世界の通貨のバランスを崩している中国・人民元

通貨安戦争が激しく行われている昨今、中でもとりわけ世界のお金のバランスを崩しているのが中国の人民元です。

なぜ、人民元が世界のお金のバランスを崩しているのか?

日本の場合は、「変動相場制」なので円がいくらになるかということはいつでも自由に決まります。

※変動相場制・・・需要と供給の関係で通貨の値がいつでも自由に動くこと。

アメリカドルにしてもユーロにしても、みんな変動相場制です。

変動相場制の円やドル、ユーロは買いたい人や売りたい人が自由に取引をしているので、通貨の価値が上がったり、下がったりするのです。

一方、中国は変動相場制ではありません。

中国は政府が管理する「管理変動相場制」です。そのため、わずかな範囲内でしか値が動きません。

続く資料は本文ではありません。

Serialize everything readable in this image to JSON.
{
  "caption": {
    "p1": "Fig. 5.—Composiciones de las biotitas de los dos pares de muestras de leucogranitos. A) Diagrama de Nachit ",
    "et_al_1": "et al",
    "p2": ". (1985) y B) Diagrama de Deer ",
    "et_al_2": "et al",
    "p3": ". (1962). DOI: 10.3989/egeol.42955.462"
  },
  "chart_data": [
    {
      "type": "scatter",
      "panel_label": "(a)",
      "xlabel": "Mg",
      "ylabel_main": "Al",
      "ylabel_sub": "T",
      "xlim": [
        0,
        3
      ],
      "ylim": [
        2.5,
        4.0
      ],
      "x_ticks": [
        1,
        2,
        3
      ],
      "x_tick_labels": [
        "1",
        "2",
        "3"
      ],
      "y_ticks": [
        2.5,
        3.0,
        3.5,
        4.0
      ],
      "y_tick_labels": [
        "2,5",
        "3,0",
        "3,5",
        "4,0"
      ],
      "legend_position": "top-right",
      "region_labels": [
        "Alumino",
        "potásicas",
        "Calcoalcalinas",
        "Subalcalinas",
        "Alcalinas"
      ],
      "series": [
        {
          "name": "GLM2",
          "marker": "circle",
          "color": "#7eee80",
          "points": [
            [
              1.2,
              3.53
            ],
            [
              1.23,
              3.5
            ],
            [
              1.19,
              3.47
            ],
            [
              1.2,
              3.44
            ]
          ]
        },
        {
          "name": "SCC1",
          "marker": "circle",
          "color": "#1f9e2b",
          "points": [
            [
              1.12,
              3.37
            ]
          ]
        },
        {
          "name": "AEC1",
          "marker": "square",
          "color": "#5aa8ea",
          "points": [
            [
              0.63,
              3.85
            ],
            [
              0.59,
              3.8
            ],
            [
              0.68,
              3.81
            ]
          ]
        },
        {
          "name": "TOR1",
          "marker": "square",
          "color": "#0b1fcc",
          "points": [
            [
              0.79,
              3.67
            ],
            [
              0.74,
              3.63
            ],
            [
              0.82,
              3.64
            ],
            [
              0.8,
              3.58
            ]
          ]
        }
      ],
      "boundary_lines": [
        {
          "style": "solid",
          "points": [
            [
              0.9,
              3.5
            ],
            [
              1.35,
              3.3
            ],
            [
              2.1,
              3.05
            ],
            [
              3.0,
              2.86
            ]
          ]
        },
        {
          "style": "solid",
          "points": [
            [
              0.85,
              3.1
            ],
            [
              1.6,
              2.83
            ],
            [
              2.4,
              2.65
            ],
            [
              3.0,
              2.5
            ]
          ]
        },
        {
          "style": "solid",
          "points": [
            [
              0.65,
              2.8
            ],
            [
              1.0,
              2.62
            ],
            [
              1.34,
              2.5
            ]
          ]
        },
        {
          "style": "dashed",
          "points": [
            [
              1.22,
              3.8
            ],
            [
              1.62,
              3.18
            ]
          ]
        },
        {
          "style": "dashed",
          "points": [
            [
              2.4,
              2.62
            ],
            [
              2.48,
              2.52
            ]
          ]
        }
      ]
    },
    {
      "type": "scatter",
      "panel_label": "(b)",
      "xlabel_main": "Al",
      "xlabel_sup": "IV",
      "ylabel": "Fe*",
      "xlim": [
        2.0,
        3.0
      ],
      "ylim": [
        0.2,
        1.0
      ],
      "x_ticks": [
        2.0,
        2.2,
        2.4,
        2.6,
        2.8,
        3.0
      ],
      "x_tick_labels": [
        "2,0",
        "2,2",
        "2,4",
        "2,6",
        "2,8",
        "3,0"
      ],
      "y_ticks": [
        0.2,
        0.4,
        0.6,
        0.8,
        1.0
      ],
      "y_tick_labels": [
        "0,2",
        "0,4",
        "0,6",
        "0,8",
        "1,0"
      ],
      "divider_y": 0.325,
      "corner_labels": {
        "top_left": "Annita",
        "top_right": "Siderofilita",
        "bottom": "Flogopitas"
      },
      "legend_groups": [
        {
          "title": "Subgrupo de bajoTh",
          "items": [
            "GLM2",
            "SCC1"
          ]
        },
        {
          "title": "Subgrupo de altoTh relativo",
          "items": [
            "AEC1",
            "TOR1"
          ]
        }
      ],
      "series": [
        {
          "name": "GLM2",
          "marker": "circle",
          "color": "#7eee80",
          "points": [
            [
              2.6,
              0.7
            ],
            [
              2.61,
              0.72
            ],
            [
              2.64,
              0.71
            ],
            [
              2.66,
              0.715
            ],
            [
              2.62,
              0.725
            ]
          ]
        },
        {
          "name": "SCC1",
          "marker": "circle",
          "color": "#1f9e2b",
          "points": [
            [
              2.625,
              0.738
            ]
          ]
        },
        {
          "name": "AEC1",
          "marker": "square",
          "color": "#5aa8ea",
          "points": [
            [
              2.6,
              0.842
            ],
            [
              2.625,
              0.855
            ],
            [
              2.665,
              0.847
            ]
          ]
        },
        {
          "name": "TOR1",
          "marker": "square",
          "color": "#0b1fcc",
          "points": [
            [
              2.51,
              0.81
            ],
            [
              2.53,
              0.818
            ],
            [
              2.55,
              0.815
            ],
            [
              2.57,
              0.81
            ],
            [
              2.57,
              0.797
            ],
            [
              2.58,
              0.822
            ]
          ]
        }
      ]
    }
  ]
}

人民元をいくらにするかということを政府や中国人民銀行(中国の中央銀行)が管理しているのです。

人民元はどれだけ売り買いの需要があっても、政府が価格が動く範囲を決めているため、価値は低いままです。

結果、人民元安は輸出で有利となり、中国は世界各国との貿易で大きな利益を上げているのです。

特に、アメリカとの貿易では中国は大きな利益を上げています。

そのため、アメリカは中国に対して「人民元を高くしろ」と言い続けていますが、中国は「人民元はゆっくり上げる」と答えるのみ。

というのも、中国としては人民元をいきなり全部自由にすると、人民元が一気に上がってしまうことを恐れているからです。

人民元が一気に上がると、中国の輸出品の値段が上がってしまうので、今までよりも中国の製品が売れなくなり、輸出にとってマイナスになります。

開発途上国は管理変動相場制が多い

自国の通貨を高くしたり、低くしたりできるのは中国でけではなく、いわゆる開発途上国と言われている経済が非常に弱い国はだいたい管理変動相場制をとっています。

というのも、開発途上国は経済力が強くないので、自国の通貨が安くなるよう管理することで、輸出量を増やして発展しようとしているからです。

ただし、中国はすでに発展して、開発途上国ではなくなっているというのが世界の見解です。

世界各国からしてみれば、人民元をもっと上げて世界の経済のバランスをとりたいと思っています。

しかし、中国は「人民元のことをよそからとやかく言われたくない。自分で決める。」と主張する一方です。